Datation au charbon de bois

La datation au carbone 14 du charbon de bois est d'abord jugée impossible en raison du fort taux d'endémisme des espèces végétales locales (65 à 85 %). Le charbon de bois trouvé sur le site est analysé et comparé à d'autres échantillons du monde entier grâce à la microscopie électronique à balayage environnemental (MEBE), confirmant ainsi sa fiabilité pour la datation. De plus, l'identification de plantes ligneuses locales mêlées au charbon de bois a permis de catégoriser les périodes d'occupation en fonction du climat. Les études de charbon de bois révèlent des signes d'occupation humaine sporadique, avec trois périodes de peuplement : de 24 000 à 17 000 ans AP (climat plus sec et végétation moins dense), vers 12 000 ans AP (climat humide et végétation dense) et de 500 à 300 ans AP (climat proche du climat actuel).
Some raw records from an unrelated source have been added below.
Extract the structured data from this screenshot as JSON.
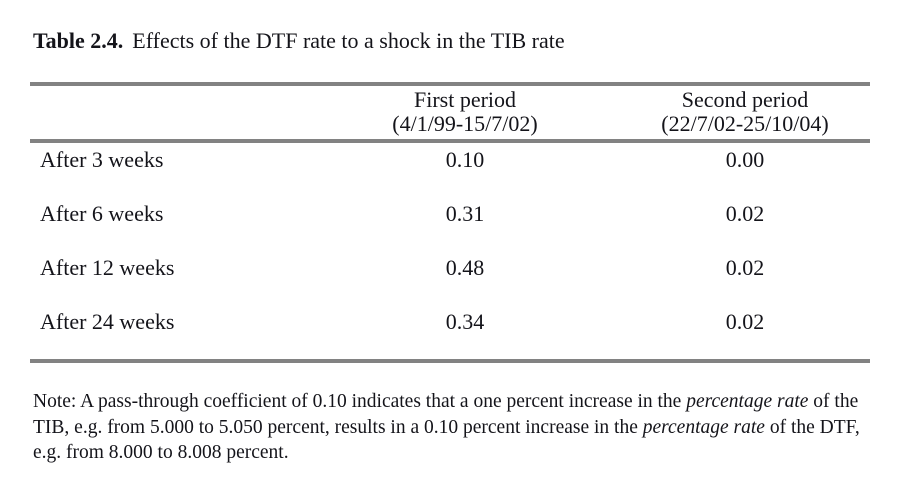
{
  "caption": {
    "label": "Table 2.4.",
    "text": "Effects of the DTF rate to a shock in the TIB rate"
  },
  "table": {
    "columns": [
      {
        "title": "First period",
        "subtitle": "(4/1/99-15/7/02)"
      },
      {
        "title": "Second period",
        "subtitle": "(22/7/02-25/10/04)"
      }
    ],
    "rows": [
      {
        "label": "After 3 weeks",
        "first": "0.10",
        "second": "0.00"
      },
      {
        "label": "After 6 weeks",
        "first": "0.31",
        "second": "0.02"
      },
      {
        "label": "After 12 weeks",
        "first": "0.48",
        "second": "0.02"
      },
      {
        "label": "After 24 weeks",
        "first": "0.34",
        "second": "0.02"
      }
    ]
  },
  "note": {
    "part1": "Note: A pass-through coefficient of 0.10 indicates that a one percent increase in the ",
    "italic1": "percentage rate",
    "part2": " of the TIB, e.g. from 5.000 to 5.050 percent, results in a 0.10 percent increase in the ",
    "italic2": "percentage rate",
    "part3": " of the DTF, e.g. from 8.000 to 8.008 percent."
  },
  "colors": {
    "rule": "#828282",
    "text": "#14141a",
    "background": "#ffffff"
  },
  "chart_data": {
    "type": "table",
    "title": "Table 2.4. Effects of the DTF rate to a shock in the TIB rate",
    "categories": [
      "After 3 weeks",
      "After 6 weeks",
      "After 12 weeks",
      "After 24 weeks"
    ],
    "series": [
      {
        "name": "First period (4/1/99-15/7/02)",
        "values": [
          0.1,
          0.31,
          0.48,
          0.34
        ]
      },
      {
        "name": "Second period (22/7/02-25/10/04)",
        "values": [
          0.0,
          0.02,
          0.02,
          0.02
        ]
      }
    ]
  }
}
Les dates d'occupation les plus anciennes, obtenues par une datation au carbone 14 plus précise, situent l'occupation de Devil's Lair à 48000 ans AP[8],[13].
Analyse lithique
Cent onze outils en pierre taillée sont découverts à Devil's Lair. Il s'agit notamment de grattoirs et d'éclats de type herminette, tous en silex ou en quartz. Des études antérieures suggéraient l'utilisation de résine sur les outils emmanchés, mais les analyses sédimentaires et lithiques contredisent cette théorie ; les preuves concernant l'utilisation ancienne d'outils emmanchés et l'éventuelle utilisation de résine restent insuffisantes. Les datations au radiocarbone et l'analyse stratigraphique (de la couche 19 à la couche 30 supérieure) de ces outils indiquent une occupation de Devil's Lair consensuelle à partir de 31 000 ans AP[14].
Matériel humain
Des restes humains sont découverts à Devil's Lair, notamment un os de la hanche et plusieurs dents. Un bassin masculin est mis au jour dans la tranchée 9. Daté au carbone 14, il est estimé vieux de 12 000 ans. Découvert près d'un foyer, couché sur le côté, sa position pourrait revêtir une importance particulière. Trois dents humaines ont également été trouvées sur le site : une incisive centrale maxillaire permanente, datée de 8 000 à 12 000 ans AP ; une incisive centrale déciduale supérieure gauche, datée de 17 000 ans AP ; et une petite incisive d'enfant, datée de 19 000 ± 500 ans AP[15],[16].
Ornements
Les fouilles de Devil's Lair mettent au jour des parures humaines anciennes, sous la forme de trois perles en os poli datant de 19 000 à 12 700 ans AP. Ces perles ont été fabriquées à partir d'os de membres de macropodes ; les tiges osseuses sont découpées en courts segments puis polies sur une pierre abrasive. Le site a également livré un objet en pierre délibérément perforé, mais par ailleurs non modifié, présentant des traces d'usure suggérant son utilisation comme pendentif et daté de 14 000 ans AP[17],[18].